平安時代の貴族、「愛をコクるとき」にはどうしていた?意外なキューピッド役とは【大河ドラマ『光る君へ』#9】
*TOP画像/まひろ(吉高由里子)と藤原道長(柄本佑) 大河ドラマ「光る君へ」9回(3月3日放送)より(C)NHK
大河ドラマ『光る君へ』では、毎熊克哉さんが演じる直秀が道長(柄本佑)とまひろ(吉高由里子)の“恋のキューピット”のような存在であるとSNSを中心に話題になっています。
平安時代には男女の恋仲を取り持つ直秀のような存在はいたのでしょうか。
つづき>>>平安時代に「罪を犯したら」どうなったのか?人権以前の時代に人々が恐れたものとは【大河ドラマ『光る君へ』#9】
「家のための結婚」が主流の時代だが…恋愛結婚の「惹かれ合う男女」も実際にいた!
平安時代における結婚は現代における結婚とは考え方や目的が大きく異なります。当時は個人の恋愛感情ではなく、家のために結婚するのが一般的でした。男性は結婚相手に対して実家の経済力を重視しており、いわゆる逆玉婚を目指していました。貴族が出世するには主君への献上が必要となるため、その後盾を妻に求めたのです。当時の貴族の女性にとって美貌や和歌などの芸事と同じくらい、父親の位の高さが重要でした。

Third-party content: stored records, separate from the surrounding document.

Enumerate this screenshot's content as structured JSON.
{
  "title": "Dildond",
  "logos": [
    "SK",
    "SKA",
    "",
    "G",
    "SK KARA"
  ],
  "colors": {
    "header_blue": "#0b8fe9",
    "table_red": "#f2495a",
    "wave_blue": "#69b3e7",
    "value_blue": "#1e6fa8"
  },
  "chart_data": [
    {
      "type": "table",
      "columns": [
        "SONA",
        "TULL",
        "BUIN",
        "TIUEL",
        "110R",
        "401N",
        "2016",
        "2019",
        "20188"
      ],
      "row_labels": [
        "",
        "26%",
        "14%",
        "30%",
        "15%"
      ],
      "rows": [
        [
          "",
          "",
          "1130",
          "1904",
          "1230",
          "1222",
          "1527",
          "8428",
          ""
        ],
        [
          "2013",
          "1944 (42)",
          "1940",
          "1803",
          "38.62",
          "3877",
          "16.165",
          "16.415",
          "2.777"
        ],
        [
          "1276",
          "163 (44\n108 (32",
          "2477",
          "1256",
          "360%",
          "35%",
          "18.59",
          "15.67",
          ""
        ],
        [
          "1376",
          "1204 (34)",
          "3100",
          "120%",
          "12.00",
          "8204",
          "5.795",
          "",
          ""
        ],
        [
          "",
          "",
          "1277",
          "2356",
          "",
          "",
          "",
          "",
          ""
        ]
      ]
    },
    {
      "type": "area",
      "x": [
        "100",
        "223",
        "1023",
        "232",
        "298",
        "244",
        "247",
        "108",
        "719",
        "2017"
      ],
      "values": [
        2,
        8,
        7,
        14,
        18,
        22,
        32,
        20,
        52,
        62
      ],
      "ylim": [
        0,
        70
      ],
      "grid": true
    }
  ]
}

特に、天皇にも近い上級以上の貴族の女性については、結婚における本人の意思決定権は皆無に等しいと言えます。娘には天皇に入内し、天皇との間に子を授かり、父の地位を高めるという役割があったためです。『光る君へ』において吉田洋さんが演じる藤原詮子はまさにそうした女性。
また、天皇は自分好みの女性を傍に置いていたというわけではありません。天皇は入内した女性を彼女たちの父親の地位にしたがって扱わなければならず、個人的な恋愛感情のみで性行為をしたり、優遇したりしていたわけではありません。当時の天皇はワガママも寛容に受け入れてもらえる傾向にあったため、自分好みの女性ばかりを傍に置いておくという選択もできたはず。しかし、このようなことをしていたら、一族の秩序は瞬く間に崩壊し、ライバルに地位を奪われるでしょう。
とはいえ、人間は時代を問わず異性にときめく生き物です。平安時代の人たちも恋愛に関心を抱いており、好みの異性像がそれぞれにありました。『源氏物語』の「雨夜の品定め」は男たちが理想の女性像について語り合う有名なシーンです。また、中宮定子に仕える女房が『うつひ物語』に登場する涼と仲忠のどちらがよい男か議論していたと伝えられているように、女性たちも女子トークに花を咲かせていました。
貴族たちが好みの異性の話で盛り上がっていたというエピソードには、現代の私たちがアイドルグループの好きなメンバーについて語り合う姿や、クラスのイケメンツートップのどちらがタイプか話し合う姿と重ねてしまいますよね。